A Different Approach

RELEASE UP TO 100% OF A BUILDINGS VALUE

Bank finance against the bricks and mortar could release equity of 60%-75% of the building’s value however, selling a property through a sale and leaseback transaction could generate proceeds of 100% of a building’s value.

DISTRIBUTION OF CAPITAL:

Businesses can invest in growth and pay down existing debt to improve cashflow.
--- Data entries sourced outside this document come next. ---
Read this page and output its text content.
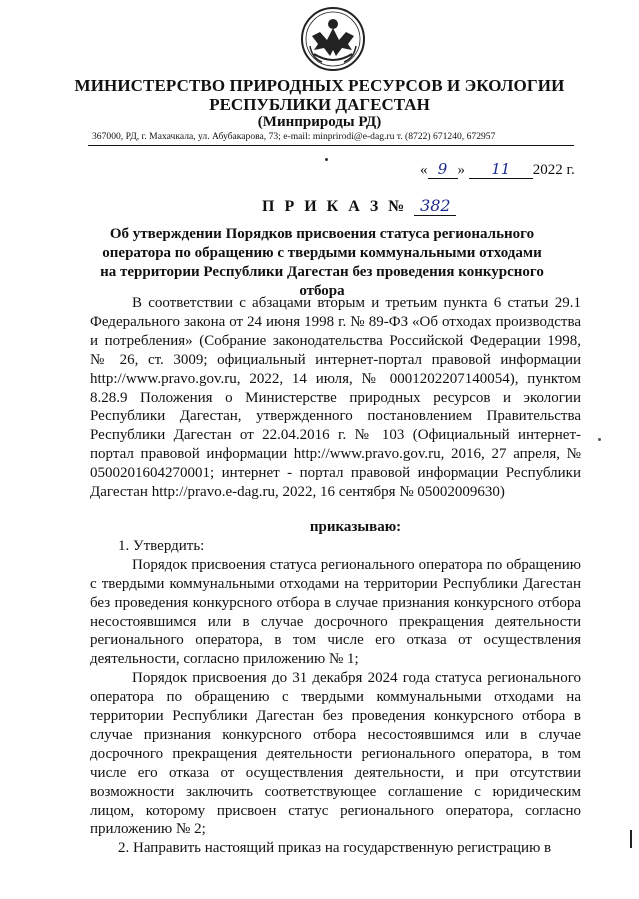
МИНИСТЕРСТВО ПРИРОДНЫХ РЕСУРСОВ И ЭКОЛОГИИ
РЕСПУБЛИКИ ДАГЕСТАН
(Минприроды РД)
367000, РД, г. Махачкала, ул. Абубакарова, 73; e-mail: minprirodi@e-dag.ru т. (8722) 671240, 672957
« 9 » 11 2022 г.
П Р И К А З № 382
Об утверждении Порядков присвоения статуса регионального оператора по обращению с твердыми коммунальными отходами на территории Республики Дагестан без проведения конкурсного отбора

В соответствии с абзацами вторым и третьим пункта 6 статьи 29.1 Федерального закона от 24 июня 1998 г. № 89-ФЗ «Об отходах производства и потребления» (Собрание законодательства Российской Федерации 1998, № 26, ст. 3009; официальный интернет-портал правовой информации http://www.pravo.gov.ru, 2022, 14 июля, № 0001202207140054), пунктом 8.28.9 Положения о Министерстве природных ресурсов и экологии Республики Дагестан, утвержденного постановлением Правительства Республики Дагестан от 22.04.2016 г. № 103 (Официальный интернет-портал правовой информации http://www.pravo.gov.ru, 2016, 27 апреля, № 0500201604270001; интернет - портал правовой информации Республики Дагестан http://pravo.e-dag.ru, 2022, 16 сентября № 05002009630)

приказываю:

1. Утвердить:

Порядок присвоения статуса регионального оператора по обращению с твердыми коммунальными отходами на территории Республики Дагестан без проведения конкурсного отбора в случае признания конкурсного отбора несостоявшимся или в случае досрочного прекращения деятельности регионального оператора, в том числе его отказа от осуществления деятельности, согласно приложению № 1;

Порядок присвоения до 31 декабря 2024 года статуса регионального оператора по обращению с твердыми коммунальными отходами на территории Республики Дагестан без проведения конкурсного отбора в случае признания конкурсного отбора несостоявшимся или в случае досрочного прекращения деятельности регионального оператора, в том числе его отказа от осуществления деятельности, и при отсутствии возможности заключить соответствующее соглашение с юридическим лицом, которому присвоен статус регионального оператора, согласно приложению № 2;

2. Направить настоящий приказ на государственную регистрацию в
Tied up capital in the property can then be allocated to more productive use by reinvesting it in the trading business. 

REDUCE RISK:

Avoid the risks associated with owning Commercial Property as Sale and Leaseback allows your business to operate from the same premises on a long-term basis whilst retaining the maximum capital liquidity.

TAX BENEFITS:

Sale and Leaseback of Commercial Property carries potential tax benefits as the leasing costs are offset as an operating expense.

FIXED COST FINIANCING:

Rental payments fixed upfront under a sale and leaseback agreement make cash flow management a simpler task.

BALANCE SHEET STRENGTHEN:

The company’s balance sheet can be strengthened by removing any debt associated with the property from the balance sheet.

MANAGEMENT BUYOUT (MBO): 

Increases the ability of a management buyout as the bricks and mortar asset can be removed from the sale, to maximise value to the vendors.

DIRECTOR/PARTNER 'BUY IN':

Improve the availability of a new Director/Partner to ‘buy in’ to a company, as the cost of the ‘buy in’ can exclude the cost of the business premises.